Ia menerima botol dan minum beberapa teguk. Matanya sempat kosong. Segera kutinju lengannya agar ia mengendalikan diri. Ia tersenyum dan mengangguk. Kami sama-sama tahu tidak boleh membiarkan pikiran dalam keadaan kosong di tempat seperti ini.
“Masih kuat jalan?” tanya Andre yang sudah bergabung bersama kami.
Anggota tim yang lain ikut berhenti, namun tidak berusaha berkerumun untuk kenyamanan bersama. Ada ketersediaan oksigen yang perlu dijaga agar dia yang jatuh tidak kekurangan hanya karena kami merubungnya.
Temanku bangkit lalu menepuk-nepuk lututnya.
“Iya. Aku kuat.”
Andre kembali ke depan. Kami melanjutkan perjalanan. Kabut terus turun perlahan sehingga jarak pandang semakin berkurang. Pohon di kanan dan kiri jalan hanya nampak batang besarnya saja. Itupun nyaris seperti sebentuk warna gelap. Jangankan sinar matahari, sinar senter kami nyaris tidak mampu menembus kabut pekat. Sifat khas lain dari gunung ini adalah cuacanya yang mudah berubah. Munculnya kabut tebal konon adalah aktivitas keseharian gunung. Tidak heran gunung ini dikenal dengan misterinya.
Nafasku kian berat. Beban di pundakku terasa tertarik lebih kuat oleh gravitasi. Aku yakin hanya membawa sekitar 5 kilogram beban, namun entah bagaimana ini seperti menggendong beras satu karung besar. Kakiku sangat sulit digerakkan. Lumpur tebal seakan terbuat dari lem super agar menempelkan aku ke tanah. Jika tidak justru menenggelamkan aku ke dalam sana. Sesuatu seperti menahan kakiku agar tidak meneruskan langkah. Aku tidak pernah seperti ini dalam pengalaman pendakian-pendakianku. Ada apa? Apakah pengalaman mistis para pendaki gunung Rigol juga bakal melandaku? Oh tidak. Aku bukan indigo yang sudah terbiasa melihat apapun makhluk di sekitarku. Aku juga tidak punya keinginan untuk itu. Ada apa denganku?
Beberapa teman menyalibku. Salah satunya Sita yang sepertinya memang sengaja berlari menyalib beberapa anak yang lain. Ia memelankan langkah agar bisa menjejeri langkahku. Nafasnya juga berat, seolah berlomba denganku. Berkali-kali ia memperbaiki letak tali ransel agar beban tersebar lebih merata dan terasa lebih ringan.
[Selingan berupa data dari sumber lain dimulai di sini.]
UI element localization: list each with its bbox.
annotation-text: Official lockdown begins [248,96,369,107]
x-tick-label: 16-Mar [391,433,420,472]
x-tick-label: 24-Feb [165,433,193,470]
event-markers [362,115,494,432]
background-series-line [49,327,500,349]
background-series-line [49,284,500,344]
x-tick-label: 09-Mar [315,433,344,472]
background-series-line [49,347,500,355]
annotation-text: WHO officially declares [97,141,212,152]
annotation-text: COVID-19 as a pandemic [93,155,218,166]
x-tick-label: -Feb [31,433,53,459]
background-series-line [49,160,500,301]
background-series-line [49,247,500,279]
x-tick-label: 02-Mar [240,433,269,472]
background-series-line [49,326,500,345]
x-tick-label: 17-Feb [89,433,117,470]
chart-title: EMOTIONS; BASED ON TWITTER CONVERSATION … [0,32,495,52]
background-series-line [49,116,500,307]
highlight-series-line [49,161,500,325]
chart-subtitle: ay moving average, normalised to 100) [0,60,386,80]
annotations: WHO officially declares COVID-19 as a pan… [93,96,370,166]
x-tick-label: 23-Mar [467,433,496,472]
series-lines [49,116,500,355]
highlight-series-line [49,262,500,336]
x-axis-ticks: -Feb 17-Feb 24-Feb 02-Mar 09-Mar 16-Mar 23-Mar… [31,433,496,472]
Langkahnya dipelankan setelah melihatku juga melangkah pelan.
“Mbak, kamu merasakannya?” bisik Sita. Matanya bergerak ke kiri dan ke kanan, seolah tengah diintai oleh sesuatu. Wajahnya berubah khawatir. Perlahan keringat dingin bermunculan di dahi Sita. Dia kenapa?
“Merasakan apa?” tanyaku. Aku berusaha berkonsentrasi dengan perubahan apapun yang dimaksud Sita. Mataku ikut beredar meski yang kutangkap hanya kabut dan sosok gelap batang pohon di sekitarku. Ada goresan karya tangan iseng di sana.
Tidak ada angin, tidak ada hujan. Sita meraih tanganku. Ekspresi wajahnya berubah. Sekarang wajahnya tidak memerah, tetapi pucat. Tangan Sita sungguh dingin terasa. Seharusnya ia memakai sarung tangan sejak tadi.
Aku terdiam dan berusaha berkonsentrasi, namun jelas tidak boleh membiarkan Sita pingsan. Segera kupegang tangannya, bersiap memeluknya bila memang diperlukan.
Aku mulai merasakan getaran pelan di kaki.